What is Point Estimation?

Point estimation is a method in inferential statistics used to estimate an unknown population parameter as a single numerical value.

  • We observe a sample from a population
  • We use a statistic calculated from the sample is used to guess the population parameter
  • Common parameters we estimate include mean \(\mu\), variance \(\sigma^2\), proportion \(p\)

The goal is to find an estimator that gives accurate results and is consistent.

Key Mathematical Definitions

Let \(X_1, X_2, \ldots, X_n\) be a random sample from a population with unknown parameter \(\theta\).

A point estimator \(\hat{\theta}\) is a function of the sample:

\[\hat{\theta} = g(X_1, X_2, \ldots, X_n)\]

Bias of an estimator is defined as:

\[\text{Bias}(\hat{\theta}) = E(\hat{\theta}) - \theta\]

An estimator is called unbiased if:

\[E(\hat{\theta}) = \theta \quad \Longrightarrow \quad \text{Bias}(\hat{\theta}) = 0\]

Properties of Good Estimators

A good point estimator should satisfy:

  1. Unbiasedness (\(E(\hat{\theta}) = \theta\)): the estimator gives the correct value of the parameter on average
  2. Efficiency: Estimator with the smallest variance among all unbiased estimators
  3. Consistency: as \(n \to \infty\), \(\hat{\theta} \to \theta\) in probability
  4. Sufficiency: uses all information available in the sample about \(\theta\)
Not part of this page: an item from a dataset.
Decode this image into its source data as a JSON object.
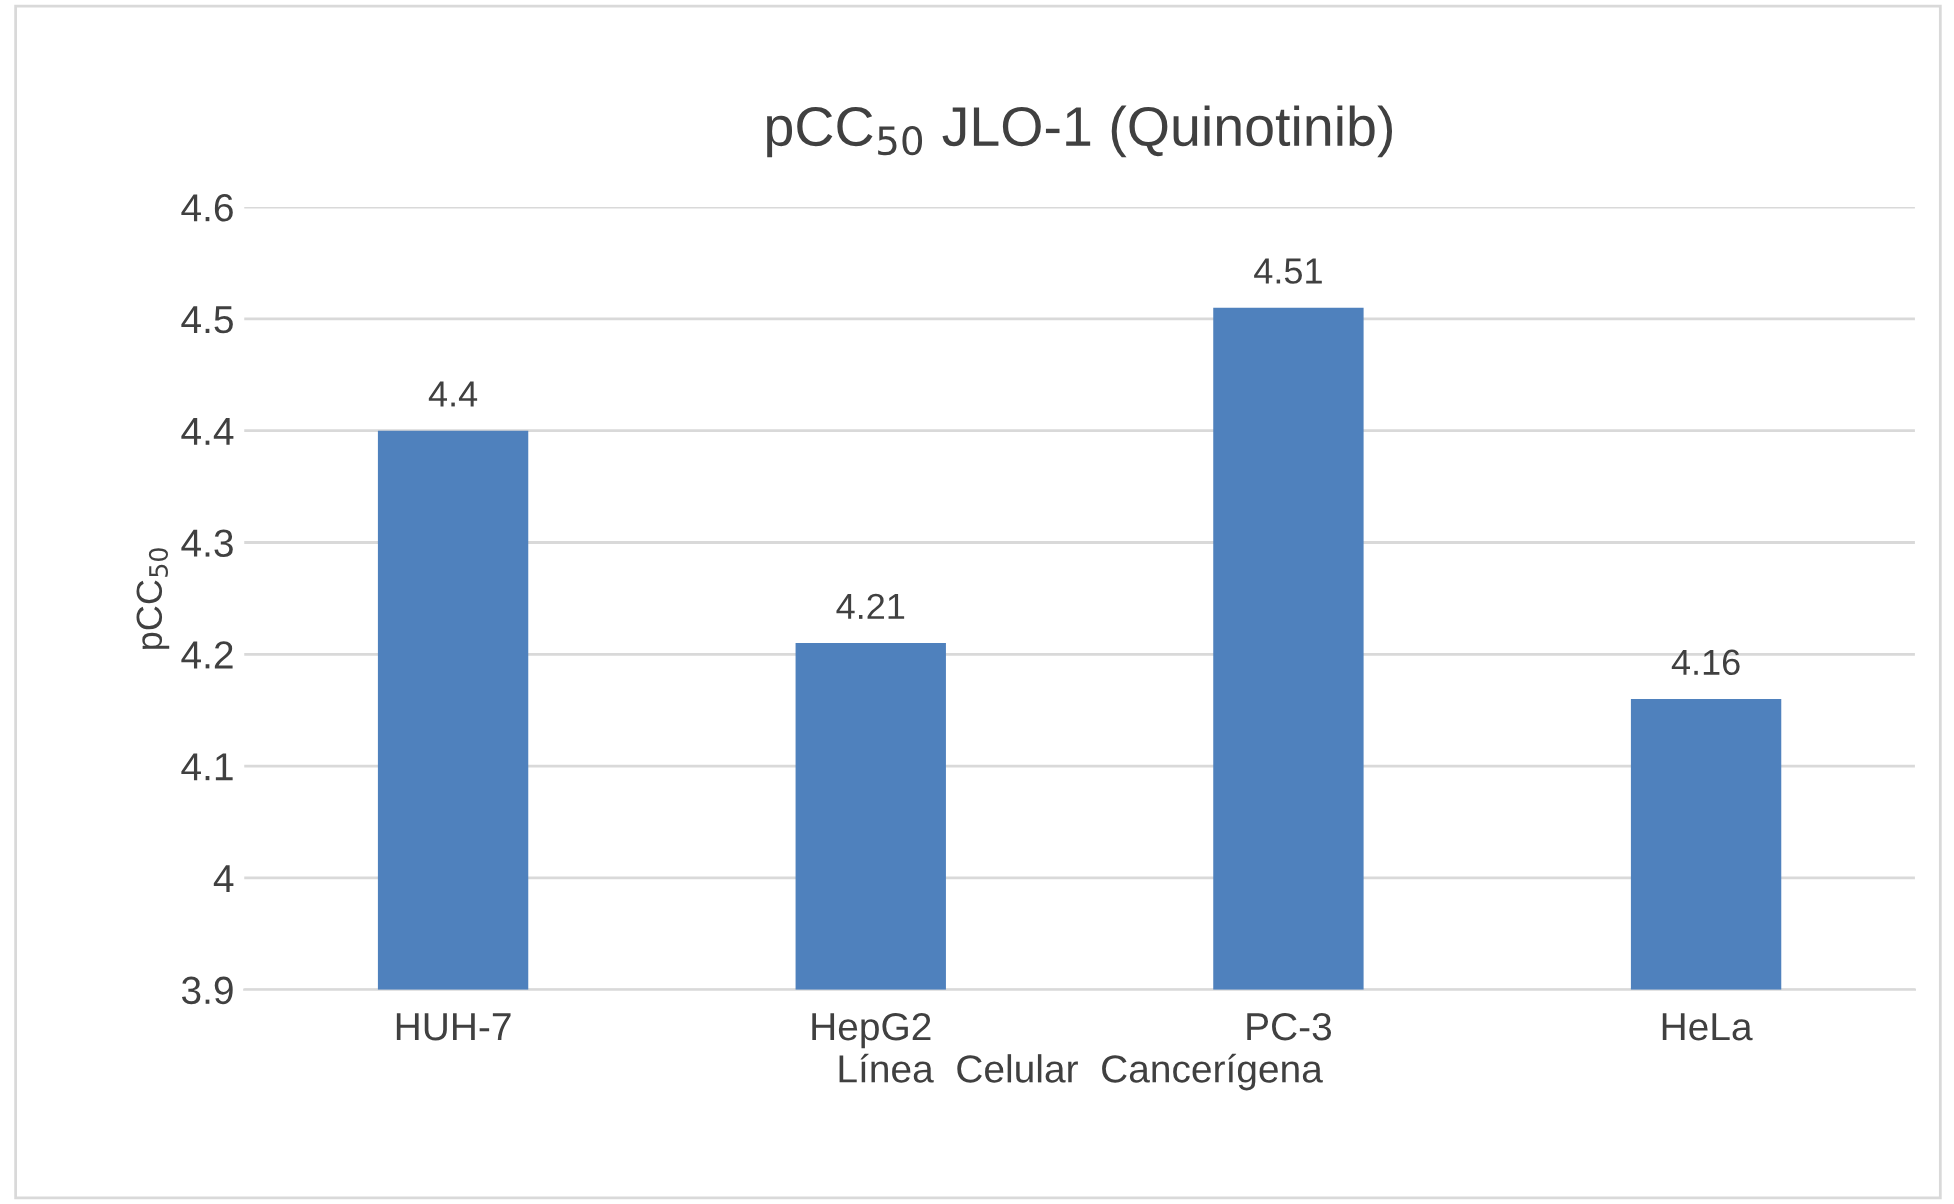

The Mean Squared Error (MSE) combines bias and variance:

\[\text{MSE}(\hat{\theta}) = \text{Var}(\hat{\theta}) + [\text{Bias}(\hat{\theta})]^2\]

Sampling Distribution of \(\bar{X}\)

By the Central Limit Theorem, \(\bar{X} \sim N\!\left(\mu,\, \frac{\sigma^2}{n}\right)\) for large \(n\).

Bias vs. Variance Trade-off

As \(n\) grows, both estimators converge, but the unbiased version is normally preferred.

Maximum Likelihood Estimation (MLE)

MLE is a statistical method to find the best point estimator.

Given data \(x_1, \ldots, x_n\) and a model with parameter \(\theta\), the likelihood function is:

\[L(\theta) = \prod_{i=1}^n f(x_i \mid \theta)\]

We choose \(\hat{\theta}_{MLE}\) that maximizes \(L(\theta)\). It is often easier to maximize the log-likelihood:

\[\ell(\theta) = \log L(\theta) = \sum_{i=1}^n \log f(x_i \mid \theta)\]

Example: For a Normal distribution, the MLE of \(\mu\) is \(\bar{X}\), and the MLE of \(\sigma^2\) is \(\frac{1}{n}\sum(X_i - \bar{X})^2\) (note: biased!).

Sample Mean Convergence vs. Sample Size

R Code: Sampling Distribution Simulation

set.seed(42)

# Simulate a large population 
population <- rnorm(10000, mean = 170, sd = 10)

# Draw 1000 samples of size 30
sample_means <- replicate(1000, mean(sample(population, 30)))

# Plot the sampling distribution
library(ggplot2)
ggplot(data.frame(x = sample_means), aes(x = x)) +
  geom_histogram(aes(y = after_stat(density)), bins = 40,
                 fill = "#8C1D40", color = "white", alpha = 0.85) +
  geom_density(color = "#FFB310", linewidth = 1.2) +
  geom_vline(xintercept = 170, linetype = "dashed") +
  labs(title = "Sampling Distribution of the Sample Mean",
       x = expression(bar(X)), y = "Density") +
  theme_minimal()